黄猿を初めて飲んだ時、そのフルーティーな香り・味わいに感心した。横並びの芋焼酎グループから抜き出て、独自の個性を持たせることに成功している。

先に赤猿を飲んだ時は、蔵元がアピールする程の印象は残らなかったので、黄猿のインパクトはより強烈に響いた。

自宅に戻り、早速白猿をグラスに注ぎ、ストレートで飲んでみる。あれ、おかしいな。香りは甘味があるが、肝心の酒の味に違和感がある。ほんのり甘味は感じるが、芋焼酎特有の芳醇さからは遠い。

もう一度、ラベルをよく見てみる。左上に赤文字で麦製の印が押されている。裏面のラベルを読むと、太字で書かれた本格焼酎の横に、「原材料 麦・麦こうじ」と記載されていた。そうか、白猿は麦焼酎だったのか。

一気にがっくりときた。僕が好きなのは芋焼酎であって、その他の原料の焼酎はセレクトから外してきた。

麦焼酎を飲む位なら、おとなしく角瓶を飲む方が無難である。一言で云えば、麦焼酎には味がない。麦焼酎ではウィスキーに勝てないのだ。同じ麦なら、茶色い方がおいしい。

芋焼酎であればこそ、トウモロコシ原料のバーボン同様の楽しみ方がある。他ジャンルの酒と較べても、コストパフォーマンスで充分渡り合える。

2000円未満のジャパニーズウィスキーが相手なら、霧島艦隊で迎撃出来るだろう。不毛な戦をけしかけなくても、一日の終わりをゆっくりと過ごす晩酌に、芋焼酎の甘さは応えてくれる。

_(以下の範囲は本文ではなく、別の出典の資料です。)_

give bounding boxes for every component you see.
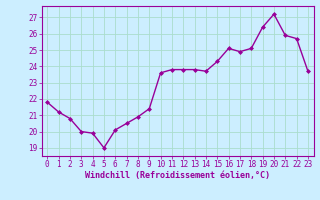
X-axis label: Windchill (Refroidissement éolien,°C): Windchill (Refroidissement éolien,°C) [85, 171, 270, 180]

透明グラスにオンザロックの白猿を前にしながら、五合瓶の始末をどうしようか思案している。キムチや生協PB商品の柿の種をおつまみにしてみたが、盃は一向に進まない。

これでは、神の河の二の舞だ。ネーミングとボトルの形に魅かれて薩摩酒造の神の河を飲んだことがあるが、やはり味覚が合わずに持て余した。

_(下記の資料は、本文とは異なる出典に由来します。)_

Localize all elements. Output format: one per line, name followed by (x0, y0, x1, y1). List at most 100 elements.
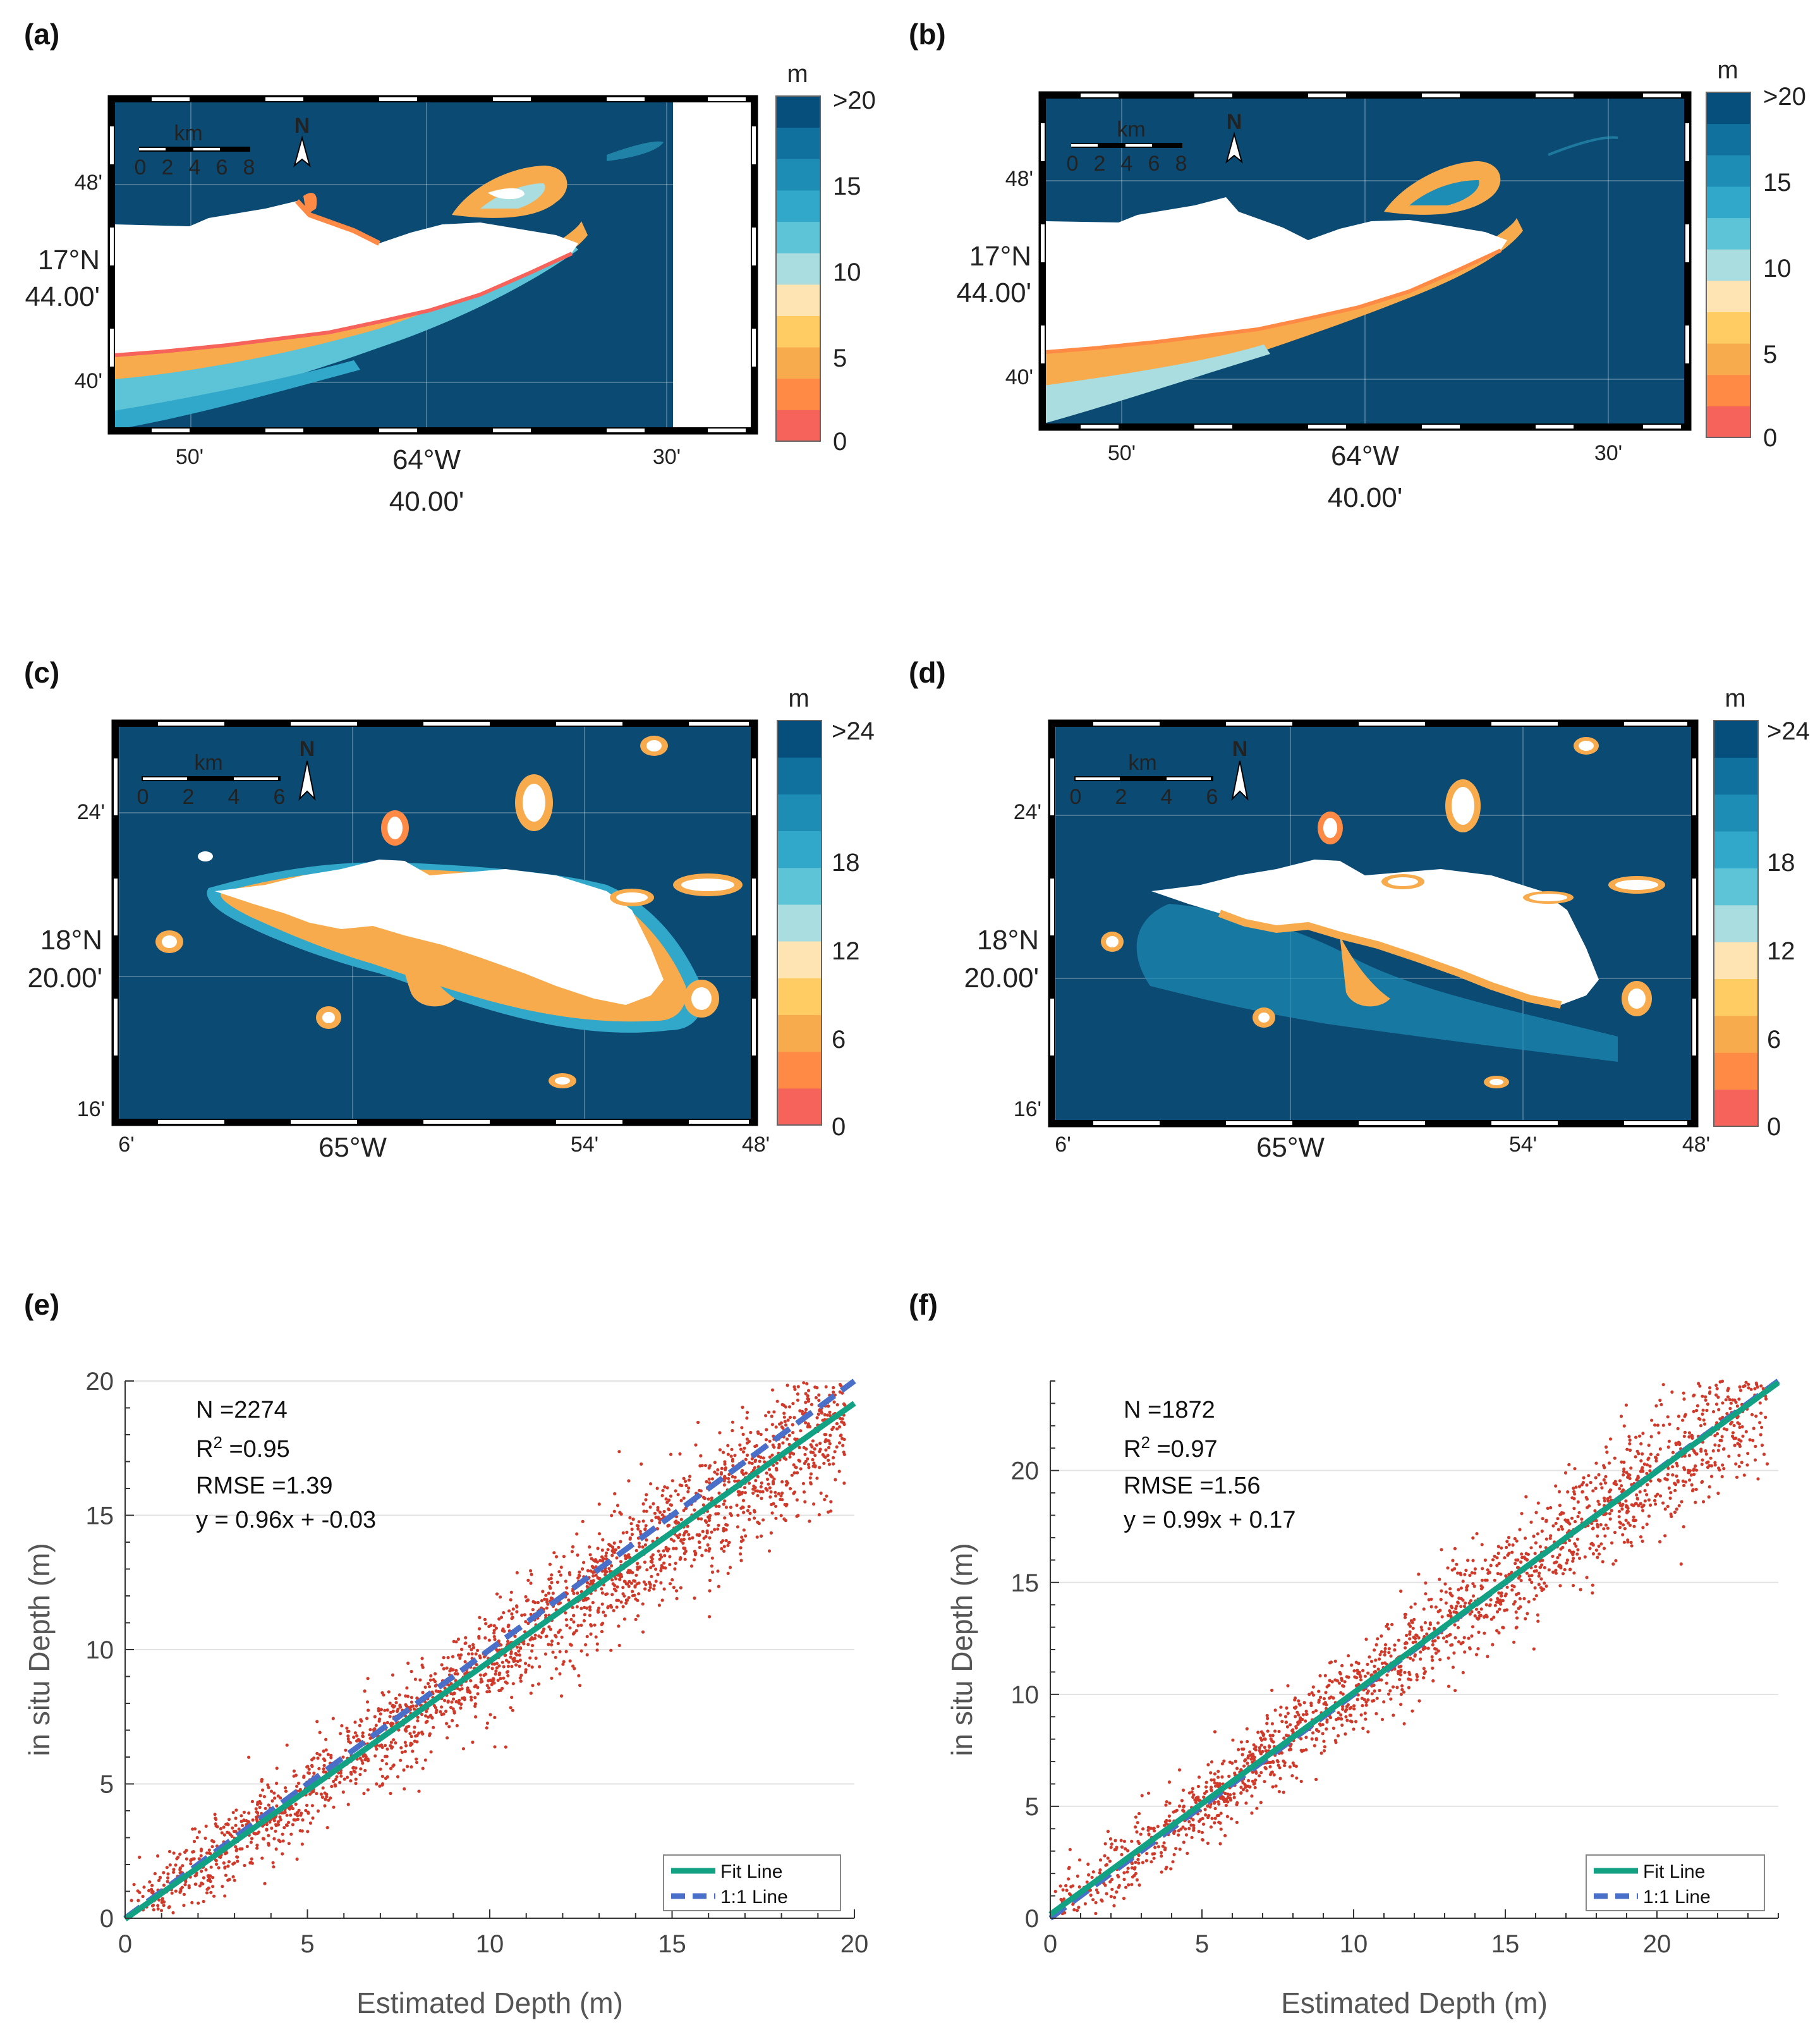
data-point (1683, 1414, 1687, 1418)
data-point (1673, 1511, 1677, 1514)
data-point (511, 1682, 515, 1686)
data-point (1288, 1765, 1292, 1769)
data-point (1638, 1490, 1642, 1493)
data-point (636, 1567, 640, 1571)
data-point (361, 1731, 365, 1735)
data-point (204, 1824, 208, 1828)
data-point (1181, 1788, 1186, 1792)
data-point (1405, 1633, 1409, 1638)
data-point (227, 1860, 231, 1864)
data-point (182, 1892, 186, 1896)
data-point (679, 1518, 683, 1521)
data-point (1182, 1805, 1186, 1809)
colorbar-segment (1714, 868, 1758, 906)
data-point (473, 1702, 478, 1706)
data-point (564, 1618, 568, 1622)
data-point (657, 1603, 661, 1607)
data-point (1077, 1885, 1081, 1889)
data-point (1622, 1473, 1625, 1477)
data-point (1333, 1659, 1337, 1663)
data-point (1248, 1785, 1252, 1789)
data-point (1577, 1511, 1581, 1514)
data-point (1690, 1483, 1694, 1487)
data-point (730, 1447, 734, 1451)
data-point (1378, 1653, 1382, 1657)
data-point (396, 1775, 400, 1779)
data-point (1440, 1548, 1443, 1552)
data-point (550, 1676, 554, 1680)
data-point (1700, 1463, 1704, 1466)
data-point (1627, 1435, 1631, 1439)
data-point (1184, 1833, 1188, 1837)
data-point (1167, 1814, 1171, 1818)
one-to-one-line (123, 1378, 856, 1921)
data-point (322, 1770, 325, 1773)
data-point (534, 1656, 538, 1660)
data-point (1380, 1717, 1385, 1722)
data-point (166, 1876, 170, 1880)
reef-deep (114, 360, 360, 430)
data-point (365, 1700, 370, 1704)
data-point (1510, 1550, 1514, 1554)
data-point (594, 1573, 598, 1577)
data-point (330, 1784, 334, 1789)
data-point (1675, 1464, 1679, 1468)
data-point (222, 1833, 226, 1837)
data-point (1513, 1536, 1517, 1541)
data-point (1447, 1633, 1451, 1637)
data-point (1106, 1856, 1110, 1860)
legend: Fit Line 1:1 Line (1586, 1854, 1765, 1911)
data-point (1515, 1616, 1519, 1620)
data-point (347, 1739, 351, 1743)
data-point (1251, 1779, 1254, 1783)
data-point (1721, 1447, 1726, 1451)
data-point (1628, 1523, 1632, 1527)
data-point (1567, 1548, 1572, 1552)
data-point (1419, 1657, 1423, 1661)
data-point (1514, 1558, 1518, 1562)
data-point (588, 1545, 592, 1549)
data-point (1451, 1559, 1455, 1562)
data-point (808, 1476, 812, 1480)
data-point (1152, 1827, 1156, 1830)
data-point (1373, 1689, 1376, 1693)
data-point (1580, 1483, 1584, 1487)
data-point (360, 1759, 364, 1763)
data-point (1366, 1730, 1370, 1734)
data-point (796, 1385, 800, 1389)
data-point (1186, 1851, 1189, 1855)
data-point (1734, 1436, 1738, 1440)
data-point (1733, 1444, 1737, 1447)
data-point (1576, 1548, 1580, 1552)
data-point (439, 1710, 442, 1713)
data-point (723, 1460, 727, 1464)
data-point (1692, 1449, 1696, 1453)
data-point (710, 1477, 714, 1481)
data-point (701, 1503, 705, 1507)
data-point (1749, 1387, 1753, 1391)
data-point (468, 1645, 471, 1648)
data-point (1270, 1722, 1274, 1725)
data-point (1501, 1598, 1505, 1603)
data-point (1471, 1594, 1476, 1598)
data-point (605, 1570, 609, 1574)
data-point (1720, 1475, 1724, 1478)
data-point (826, 1413, 830, 1417)
data-point (1169, 1867, 1173, 1871)
data-point (276, 1794, 280, 1798)
data-point (1409, 1657, 1412, 1660)
colorbar-segment (1714, 757, 1758, 795)
data-point (1621, 1502, 1625, 1506)
data-point (1603, 1481, 1608, 1485)
data-point (550, 1639, 554, 1643)
data-point (1746, 1452, 1750, 1456)
data-point (1751, 1439, 1755, 1442)
data-point (1591, 1552, 1595, 1556)
data-point (1517, 1576, 1520, 1580)
data-point (626, 1582, 629, 1586)
data-point (770, 1453, 774, 1457)
data-point (1380, 1634, 1383, 1638)
data-point (1698, 1417, 1702, 1421)
data-point (1495, 1610, 1500, 1614)
data-point (822, 1461, 826, 1465)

さつま白波の蔵元なのに、芋焼酎ではなく麦焼酎だったのだ。安ウィスキーのハイニッカの方が、よほど酒らしい味だと後悔した事を思い出す。

お酒は嗜好品なので、元より好き嫌いは個人の尺度に拠る。麦焼酎を愛飲している人達と論争するつもりはないが、芋面して麦を売るのは辞めろと蔵元に言いたい。

大体、焼酎のネーミングはハッタリ臭くて紛らわしい。銘柄が乱立するという事は、焼酎の製法自体、それほど複雑なものではないのかもしれない。

日本酒の歴史や層の厚さから比べると、九州のローカル酒である焼酎業界には、お山の大将が幅を利かせているのだろう。

そういえば、以前通った居酒屋で、特別な焼酎が手に入ったと勧められた酒がある。バニラの香りがする焼酎で、巷ではプレミアム扱いとの事だった。

容量の少ない細長い透明な瓶が、如何にも勿体ぶった感じで、神妙にグラスを傾けた。一口含むと、確かにバニラの香りがする。度数が高く喉がヒリヒリするが、不思議と味は甘い。これは面白い、バニラ味の焼酎だと店主とも会話が弾んだ。

ところが数年後、その酒はバニラの香料を添加していた噂が立ち、販売中止に追い込まれたのだ。原料の自然発酵の風味と添加物による風味では、天然美人と整形美人ほどの違いがある。味を粉飾していたのだから、消費者が騙されたと思うのも無理はない。

酒選びの面白さは、失敗の積み重ねがもたらす僥倖にあるのかもしれない。世間では天然美人が稀少なように、おいしい酒より並以下の酒の方が多い。

そのまずい酒を選り分けて、うまい酒にたまさか出逢える喜びが、酒選びの醍醐味なのだと思う。焼酎は一休みして、今度は日本酒の天然美人を探り当ててみようか。